Quão importante é a técnica em qualquer atividade humana? Você faria uma cirurgia de alto risco com um cirurgião que nunca praticou? Compraria um apartamento em um edifício projetado por um engenheiro recém-formado, sem supervisão?
E na arte? O que é mais importante? A técnica ou o recado que o artista pretende passar?
E na fotografia?
A atuação de um cirurgião tem uma função muito bem definida: a cura. A do engenheiro construtor, prover a moradia, a estrada, a ponte ou o porto. Tais funções trazem consigo algo indissociável: o domínio da técnica. Sem ela o paciente morre ou o prédio desmorona. Não há desconstrução possível, muito pelo contrário, o aprimoramento das técnicas e tecnologias trazem consigo melhoras nos processos.
Feliz é o sociólogo, o artista plástico, o filósofo ou o músico, que podem testar, errar, voltar atrás, refazer, repensar. Principalmente nas atividades voltadas à arte, a criatividade e a busca por uma boa dose de pioneirismo, sem experimentação científica, são os motores propulsores dos indivíduos e esse é um dos processos mais lindos da mente humana na minha opinião.
No entanto, vivemos em uma época em que todo mundo quer ser dono de uma verdade, fortalecer um viés político ou simplesmente se enquadrar em algum grupo ideológico com pouco ou nenhum subsídio. Vamos em um caminho onde as pessoas querem fazer isso por meio da “arte” sem ter o embasamento técnico para tal. Sem estudo, sem prática, sem reflexão. Querem simplesmente aparecer. Reconhecimento com base em pó.

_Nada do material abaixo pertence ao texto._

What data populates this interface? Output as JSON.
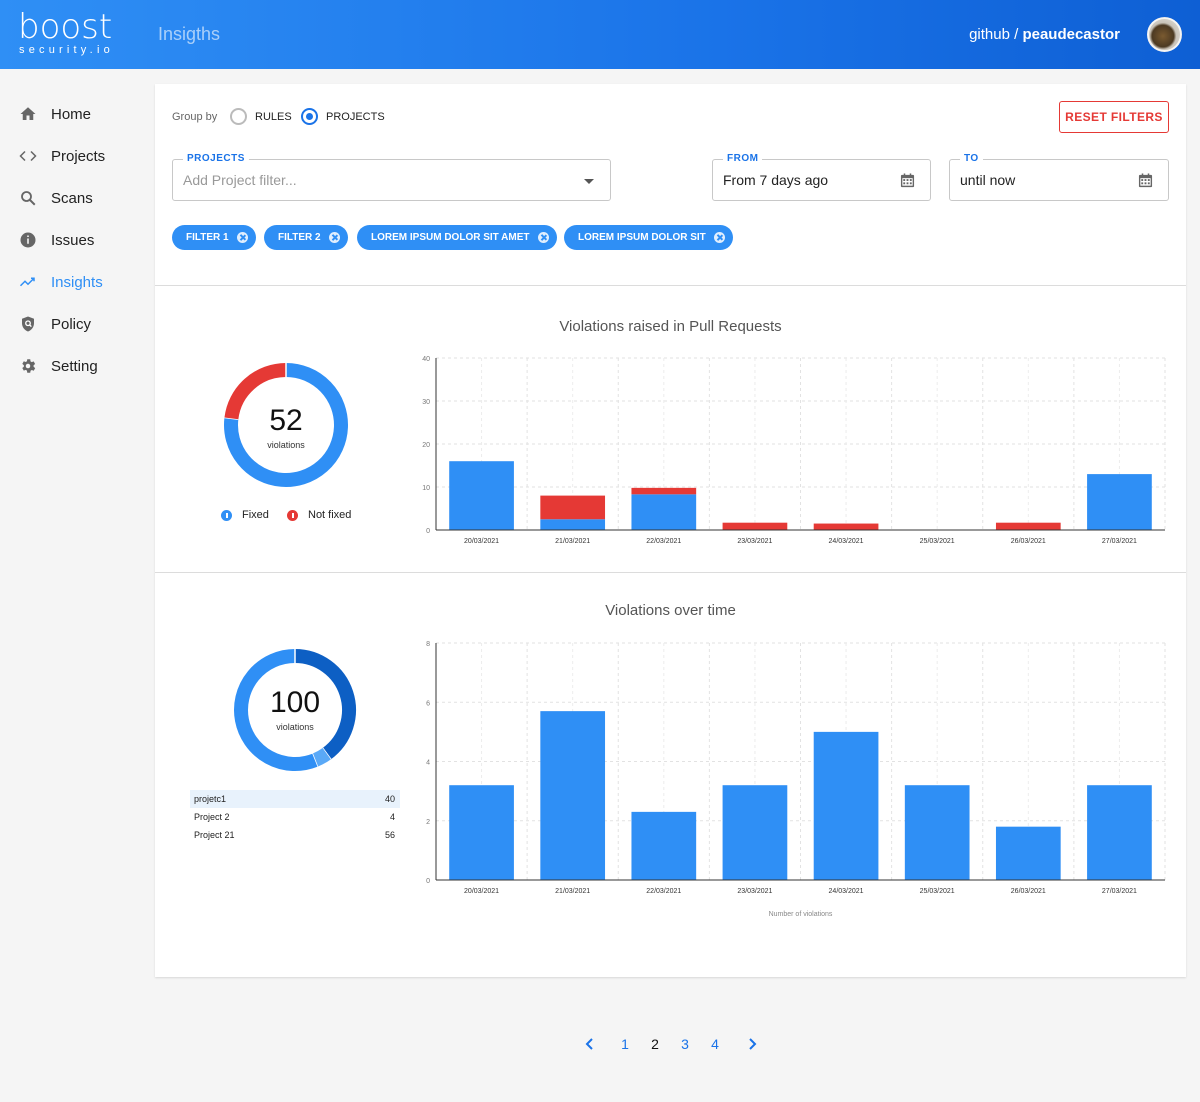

Sempre o cito quando entro nesse tipo de assunto: Picasso. Ele foi um pintor realista antes de desenvolver o cubismo. Não quis ser um Da Vinci. Desmontou o status quo das artes plásticas e criou seu próprio método. Entretanto, será que o estilo que o consagrou era desprovido de técnica? Obviamente que não, muito pelo contrário. Suas obras tinham um propósito, uma narrativa específica, inclusive pela própria opção estética, mas jamais prescindindo da técnica.

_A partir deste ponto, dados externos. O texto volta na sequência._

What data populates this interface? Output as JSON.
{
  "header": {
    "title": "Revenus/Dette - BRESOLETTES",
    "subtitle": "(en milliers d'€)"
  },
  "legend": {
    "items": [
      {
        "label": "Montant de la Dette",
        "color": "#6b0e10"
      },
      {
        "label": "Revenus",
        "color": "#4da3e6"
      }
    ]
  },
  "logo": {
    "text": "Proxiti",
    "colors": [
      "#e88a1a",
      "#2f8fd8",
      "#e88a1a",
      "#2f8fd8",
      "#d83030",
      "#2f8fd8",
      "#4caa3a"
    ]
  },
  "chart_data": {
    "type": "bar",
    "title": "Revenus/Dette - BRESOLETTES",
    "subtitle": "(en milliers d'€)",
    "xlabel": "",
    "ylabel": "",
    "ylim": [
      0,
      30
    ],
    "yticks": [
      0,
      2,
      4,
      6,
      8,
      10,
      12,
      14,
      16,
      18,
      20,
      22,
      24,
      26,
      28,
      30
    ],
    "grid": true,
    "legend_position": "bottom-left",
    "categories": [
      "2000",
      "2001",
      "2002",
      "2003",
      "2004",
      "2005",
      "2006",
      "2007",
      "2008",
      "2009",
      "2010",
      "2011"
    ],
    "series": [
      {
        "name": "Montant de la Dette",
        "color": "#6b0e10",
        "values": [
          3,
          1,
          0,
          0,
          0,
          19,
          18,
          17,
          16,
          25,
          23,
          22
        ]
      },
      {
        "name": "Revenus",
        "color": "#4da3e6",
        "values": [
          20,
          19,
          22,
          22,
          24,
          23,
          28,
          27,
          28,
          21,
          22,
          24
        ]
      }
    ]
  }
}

Vivemos uma época em que a sociedade é imediatista e preguiçosa. Todos querem parecer algo, mesmo que seja uma percepção muito volátil e temporária, mas quase ninguém quer ser de fato competente em algo. Dá trabalho. Precisa estudar. Converter o tempo ocioso utilizado em atividades inúteis e anestesiantes em algo produtivo. Jamais!
Na música, quantos jovens hoje topam estudar com disciplina um instrumento? Repetir fraseados intermináveis e exercícios enfadonhos na busca pelo aprimoramento da técnica? É muito mais fácil gravar qualquer barulho grotesco, com uma batida eletrônica padronizada, revestir a voz com um efeito robótico e corrigir a falta de técnica vocal e afinação em um software. É importante PARECER músico e não SER músico. Soma-se a isso um discurso de empoderamento ou identitário e está criada uma moda, uma forma de envernizar o emburrecimento ao invés de escancará-lo e investir no conhecimento.

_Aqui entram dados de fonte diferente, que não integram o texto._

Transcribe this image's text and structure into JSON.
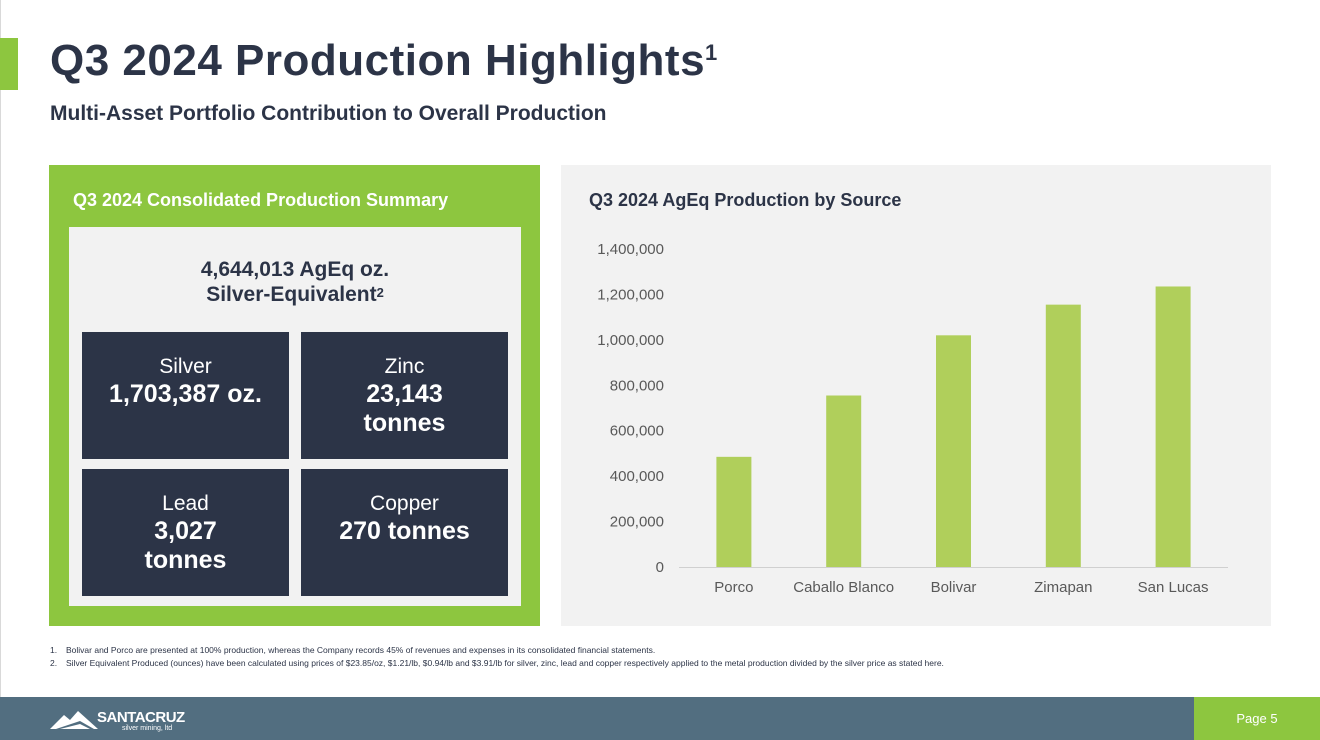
{
  "header": {
    "title": "Q3 2024 Production Highlights",
    "title_sup": "1",
    "subtitle": "Multi-Asset Portfolio Contribution to Overall Production"
  },
  "summary": {
    "heading": "Q3 2024 Consolidated Production Summary",
    "total_line1": "4,644,013 AgEq oz.",
    "total_line2": "Silver-Equivalent",
    "total_sup": "2",
    "metals": {
      "silver": {
        "label": "Silver",
        "value_line1": "1,703,387 oz.",
        "value_line2": ""
      },
      "zinc": {
        "label": "Zinc",
        "value_line1": "23,143",
        "value_line2": "tonnes"
      },
      "lead": {
        "label": "Lead",
        "value_line1": "3,027",
        "value_line2": "tonnes"
      },
      "copper": {
        "label": "Copper",
        "value_line1": "270 tonnes",
        "value_line2": ""
      }
    }
  },
  "chart_data": {
    "type": "bar",
    "title": "Q3 2024 AgEq Production by Source",
    "categories": [
      "Porco",
      "Caballo Blanco",
      "Bolivar",
      "Zimapan",
      "San Lucas"
    ],
    "values": [
      485000,
      755000,
      1020000,
      1155000,
      1235000
    ],
    "ylim": [
      0,
      1400000
    ],
    "yticks": [
      "0",
      "200,000",
      "400,000",
      "600,000",
      "800,000",
      "1,000,000",
      "1,200,000",
      "1,400,000"
    ],
    "xlabel": "",
    "ylabel": "",
    "grid": false,
    "legend": "none",
    "bar_color": "#b0cf5b"
  },
  "footnotes": [
    {
      "num": "1.",
      "text": "Bolivar and Porco are presented at 100% production, whereas the Company records 45% of revenues and expenses in its consolidated financial statements."
    },
    {
      "num": "2.",
      "text": "Silver Equivalent Produced (ounces) have been calculated using prices of $23.85/oz, $1.21/lb, $0.94/lb and $3.91/lb for silver, zinc, lead and copper respectively applied to the metal production divided by the silver price as stated here."
    }
  ],
  "footer": {
    "logo_name": "SANTACRUZ",
    "logo_tagline": "silver mining, ltd",
    "page_label": "Page 5"
  },
  "colors": {
    "brand_green": "#8dc63f",
    "navy": "#2c3447",
    "footer_slate": "#526e80"
  }
}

Na fotografia não é diferente. Eu canso de ver trabalhos tecnicamente medonhos, premiados em seleções duvidosas, claramente por terem um apelo narrativo que está em alta, mas isso basta? Exceção à fotojornalismo, a narrativa é de fato mais importante do que a técnica? É para se pensar…
Eu sempre acho que colocar a técnica em segundo plano é dar a oportunidade para gente sem nenhum talento fazer qualquer coisa.